Sulla questione è intervenuta anche la deputata del Pd Stefania Pezzopane.




“Sapevamo che la destra è più interessata alla propaganda che a dare risposte ai bisogni degli abruzzesi. Da settimane, infatti, vediamo in tv il presidente Marsilio impegnato a polemizzare contro il governo, con l’unico scopo di tentare di coprire le gravi carenze della Regione che amministra. Ma adesso hanno superato ogni misura. Sulla pagina istituzionale della Regione è stato pubblicato un servizio sulla sanità costruito ad arte per attaccare il governo e inserito nella puntata di Quarta Repubblica, con Marsilio intervistato per sottolineare la mancata realizzazione dei lavori ad Avezzano e senza alcun contraddittorio. Il post sfacciato e mistificatorio è stato nottetempo rimosso perché inondato di critiche. Mi appello al Garante nazionale delle comunicazioni perché intervenga su questa palese violazione nell’utilizzo degli spazi istituzionali”, ha detto.

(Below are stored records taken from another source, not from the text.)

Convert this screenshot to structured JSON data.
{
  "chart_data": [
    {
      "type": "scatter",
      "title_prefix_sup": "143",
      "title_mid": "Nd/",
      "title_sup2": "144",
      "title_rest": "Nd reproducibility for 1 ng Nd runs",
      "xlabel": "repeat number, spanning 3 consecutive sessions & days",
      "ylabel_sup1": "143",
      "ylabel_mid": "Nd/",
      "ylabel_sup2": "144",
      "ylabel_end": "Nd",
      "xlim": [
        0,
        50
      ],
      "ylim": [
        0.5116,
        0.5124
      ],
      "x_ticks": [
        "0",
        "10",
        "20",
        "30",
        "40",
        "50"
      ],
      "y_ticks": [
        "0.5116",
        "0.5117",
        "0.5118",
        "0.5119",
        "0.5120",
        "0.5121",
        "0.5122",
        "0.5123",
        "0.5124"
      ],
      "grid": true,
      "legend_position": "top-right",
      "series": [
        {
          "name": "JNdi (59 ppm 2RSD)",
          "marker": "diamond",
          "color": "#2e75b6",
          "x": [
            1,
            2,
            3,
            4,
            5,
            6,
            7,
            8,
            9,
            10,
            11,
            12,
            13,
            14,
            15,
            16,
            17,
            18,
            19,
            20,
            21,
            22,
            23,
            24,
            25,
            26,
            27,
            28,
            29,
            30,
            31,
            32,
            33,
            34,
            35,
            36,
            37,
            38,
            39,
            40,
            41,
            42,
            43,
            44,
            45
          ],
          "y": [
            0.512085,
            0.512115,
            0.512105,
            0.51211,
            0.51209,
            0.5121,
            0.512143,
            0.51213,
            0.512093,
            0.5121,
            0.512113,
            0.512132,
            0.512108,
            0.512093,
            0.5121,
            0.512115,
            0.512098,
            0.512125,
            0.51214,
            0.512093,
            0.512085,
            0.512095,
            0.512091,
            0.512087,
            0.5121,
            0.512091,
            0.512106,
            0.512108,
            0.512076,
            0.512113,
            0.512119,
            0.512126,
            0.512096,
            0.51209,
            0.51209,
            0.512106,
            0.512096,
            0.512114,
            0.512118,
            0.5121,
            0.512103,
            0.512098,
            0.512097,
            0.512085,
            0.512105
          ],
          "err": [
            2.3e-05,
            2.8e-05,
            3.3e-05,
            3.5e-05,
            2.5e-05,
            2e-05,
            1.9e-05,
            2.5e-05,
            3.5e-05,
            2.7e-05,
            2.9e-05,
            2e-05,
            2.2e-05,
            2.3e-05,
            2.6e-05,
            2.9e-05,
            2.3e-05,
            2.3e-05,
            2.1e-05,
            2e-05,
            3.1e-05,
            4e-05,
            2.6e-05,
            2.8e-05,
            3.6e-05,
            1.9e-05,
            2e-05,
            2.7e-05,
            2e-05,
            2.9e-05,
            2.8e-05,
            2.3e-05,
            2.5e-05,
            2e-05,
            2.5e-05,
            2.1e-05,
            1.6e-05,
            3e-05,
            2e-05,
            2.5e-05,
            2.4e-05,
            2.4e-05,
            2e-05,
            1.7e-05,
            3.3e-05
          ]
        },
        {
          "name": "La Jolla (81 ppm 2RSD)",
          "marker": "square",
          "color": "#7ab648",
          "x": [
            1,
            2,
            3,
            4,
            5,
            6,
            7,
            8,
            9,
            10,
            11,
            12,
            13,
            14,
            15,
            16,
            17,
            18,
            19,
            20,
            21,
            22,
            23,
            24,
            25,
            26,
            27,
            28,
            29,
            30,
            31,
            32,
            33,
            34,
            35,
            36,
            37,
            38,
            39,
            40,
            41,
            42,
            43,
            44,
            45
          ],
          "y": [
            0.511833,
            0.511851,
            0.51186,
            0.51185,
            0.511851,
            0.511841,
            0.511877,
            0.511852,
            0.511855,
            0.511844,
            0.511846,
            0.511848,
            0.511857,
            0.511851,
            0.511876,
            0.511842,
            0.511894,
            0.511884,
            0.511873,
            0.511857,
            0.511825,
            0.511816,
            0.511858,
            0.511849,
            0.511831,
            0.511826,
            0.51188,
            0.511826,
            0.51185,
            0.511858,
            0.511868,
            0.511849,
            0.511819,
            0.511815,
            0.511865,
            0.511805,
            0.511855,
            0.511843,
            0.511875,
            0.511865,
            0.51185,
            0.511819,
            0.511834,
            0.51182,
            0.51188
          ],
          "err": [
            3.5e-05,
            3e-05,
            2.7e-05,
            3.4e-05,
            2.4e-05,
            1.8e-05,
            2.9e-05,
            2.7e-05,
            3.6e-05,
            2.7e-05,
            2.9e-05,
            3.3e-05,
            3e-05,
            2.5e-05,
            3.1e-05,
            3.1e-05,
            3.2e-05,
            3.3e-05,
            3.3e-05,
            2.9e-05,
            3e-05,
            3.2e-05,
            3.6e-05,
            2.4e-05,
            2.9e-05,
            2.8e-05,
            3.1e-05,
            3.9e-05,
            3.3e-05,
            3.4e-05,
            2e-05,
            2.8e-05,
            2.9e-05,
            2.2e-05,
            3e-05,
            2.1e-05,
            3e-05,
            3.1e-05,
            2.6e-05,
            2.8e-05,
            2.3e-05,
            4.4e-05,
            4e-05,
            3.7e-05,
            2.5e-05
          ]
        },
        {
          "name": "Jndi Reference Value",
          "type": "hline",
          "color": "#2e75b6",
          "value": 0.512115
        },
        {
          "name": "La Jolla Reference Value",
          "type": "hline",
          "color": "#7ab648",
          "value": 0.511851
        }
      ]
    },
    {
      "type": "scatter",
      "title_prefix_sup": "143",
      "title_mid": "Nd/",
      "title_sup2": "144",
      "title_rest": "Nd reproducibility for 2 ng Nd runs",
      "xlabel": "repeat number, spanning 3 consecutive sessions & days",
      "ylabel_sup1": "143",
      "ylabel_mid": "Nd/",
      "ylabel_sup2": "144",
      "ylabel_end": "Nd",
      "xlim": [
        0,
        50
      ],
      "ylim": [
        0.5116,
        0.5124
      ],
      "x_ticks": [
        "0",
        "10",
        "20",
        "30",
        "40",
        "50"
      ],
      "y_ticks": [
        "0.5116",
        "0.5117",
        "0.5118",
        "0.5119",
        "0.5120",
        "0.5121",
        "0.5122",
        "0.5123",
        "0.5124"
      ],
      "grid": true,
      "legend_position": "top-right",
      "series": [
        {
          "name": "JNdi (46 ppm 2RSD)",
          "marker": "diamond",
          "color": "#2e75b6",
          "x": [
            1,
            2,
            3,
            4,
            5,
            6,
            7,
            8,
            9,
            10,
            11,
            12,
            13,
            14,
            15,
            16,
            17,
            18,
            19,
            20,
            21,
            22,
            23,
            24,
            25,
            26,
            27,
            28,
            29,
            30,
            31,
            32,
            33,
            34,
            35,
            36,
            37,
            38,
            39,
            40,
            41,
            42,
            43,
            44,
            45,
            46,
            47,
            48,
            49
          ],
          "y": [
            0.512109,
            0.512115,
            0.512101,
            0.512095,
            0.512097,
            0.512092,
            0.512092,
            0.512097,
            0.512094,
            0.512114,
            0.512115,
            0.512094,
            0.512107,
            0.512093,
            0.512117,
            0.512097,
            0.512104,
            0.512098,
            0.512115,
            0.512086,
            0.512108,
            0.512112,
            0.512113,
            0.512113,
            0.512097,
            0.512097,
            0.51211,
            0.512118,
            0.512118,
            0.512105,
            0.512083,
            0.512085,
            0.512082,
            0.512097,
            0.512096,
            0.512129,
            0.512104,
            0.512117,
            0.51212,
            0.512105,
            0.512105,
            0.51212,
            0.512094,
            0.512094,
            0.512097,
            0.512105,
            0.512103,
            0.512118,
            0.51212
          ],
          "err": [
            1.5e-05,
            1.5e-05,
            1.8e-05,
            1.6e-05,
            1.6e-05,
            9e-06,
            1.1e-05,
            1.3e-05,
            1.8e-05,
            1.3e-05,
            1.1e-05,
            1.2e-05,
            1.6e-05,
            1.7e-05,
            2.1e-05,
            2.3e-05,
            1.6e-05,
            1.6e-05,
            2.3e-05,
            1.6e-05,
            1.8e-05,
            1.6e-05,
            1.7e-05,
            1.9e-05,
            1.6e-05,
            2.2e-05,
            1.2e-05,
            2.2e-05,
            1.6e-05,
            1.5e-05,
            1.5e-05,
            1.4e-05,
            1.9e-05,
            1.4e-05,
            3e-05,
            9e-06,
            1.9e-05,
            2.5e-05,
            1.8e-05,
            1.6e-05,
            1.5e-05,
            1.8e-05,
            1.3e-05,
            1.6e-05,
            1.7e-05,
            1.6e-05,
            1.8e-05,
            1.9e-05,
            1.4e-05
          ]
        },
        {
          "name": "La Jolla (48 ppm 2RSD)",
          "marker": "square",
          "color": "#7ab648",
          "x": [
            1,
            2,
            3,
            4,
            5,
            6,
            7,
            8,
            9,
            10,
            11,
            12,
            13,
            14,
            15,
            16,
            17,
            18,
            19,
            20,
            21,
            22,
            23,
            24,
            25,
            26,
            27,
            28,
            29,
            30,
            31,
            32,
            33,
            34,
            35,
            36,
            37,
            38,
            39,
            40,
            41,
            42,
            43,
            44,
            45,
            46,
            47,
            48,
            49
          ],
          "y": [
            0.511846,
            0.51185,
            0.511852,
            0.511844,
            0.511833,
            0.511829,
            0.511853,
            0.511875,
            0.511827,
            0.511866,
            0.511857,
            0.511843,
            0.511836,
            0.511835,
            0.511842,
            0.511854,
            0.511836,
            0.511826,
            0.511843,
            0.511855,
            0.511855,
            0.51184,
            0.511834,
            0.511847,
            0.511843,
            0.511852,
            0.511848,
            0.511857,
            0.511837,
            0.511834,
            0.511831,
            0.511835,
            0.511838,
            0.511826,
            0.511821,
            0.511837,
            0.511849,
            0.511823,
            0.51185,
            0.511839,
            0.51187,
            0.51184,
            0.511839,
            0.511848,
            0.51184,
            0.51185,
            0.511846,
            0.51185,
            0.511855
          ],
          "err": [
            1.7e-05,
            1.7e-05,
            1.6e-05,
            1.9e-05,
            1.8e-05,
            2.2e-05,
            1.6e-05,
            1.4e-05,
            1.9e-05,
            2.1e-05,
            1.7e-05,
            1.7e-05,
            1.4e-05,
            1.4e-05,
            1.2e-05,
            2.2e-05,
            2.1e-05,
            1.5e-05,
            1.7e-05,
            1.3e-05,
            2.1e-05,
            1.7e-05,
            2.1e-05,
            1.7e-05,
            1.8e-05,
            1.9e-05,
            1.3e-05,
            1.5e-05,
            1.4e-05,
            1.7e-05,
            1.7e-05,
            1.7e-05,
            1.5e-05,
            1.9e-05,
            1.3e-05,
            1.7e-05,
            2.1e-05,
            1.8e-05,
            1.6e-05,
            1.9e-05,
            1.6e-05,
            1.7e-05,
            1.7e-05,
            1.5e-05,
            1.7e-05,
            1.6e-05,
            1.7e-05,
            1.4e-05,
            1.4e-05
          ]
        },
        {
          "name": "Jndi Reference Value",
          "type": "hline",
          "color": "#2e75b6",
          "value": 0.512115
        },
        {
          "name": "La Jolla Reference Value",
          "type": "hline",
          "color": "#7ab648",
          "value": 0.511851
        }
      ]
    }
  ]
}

“In Abruzzo – ha aggiunto la deputata dem – siamo in una situazione difficilissima. Perché in quel servizio non è stato evidenziato che Avezzano è in Regione Abruzzo come Pescara e se sta in quel degrado è perché Marsilio ha investito 13 milioni di fondi (11 concessi da Arcuri e due frutto di donazioni) tutti su Pescara?”.

“Siamo senza vaccini antinfluenzali, con un tracciamento irrisorio e confuso, con tamponi a cui si dà risposta dopo 10 giorni, con medici e personale sanitario contagiato perché negli ospedali non si rispettano i protocolli sanitari. Marsilio la smetta con la propaganda e affronti l’emergenza”, ha concluso.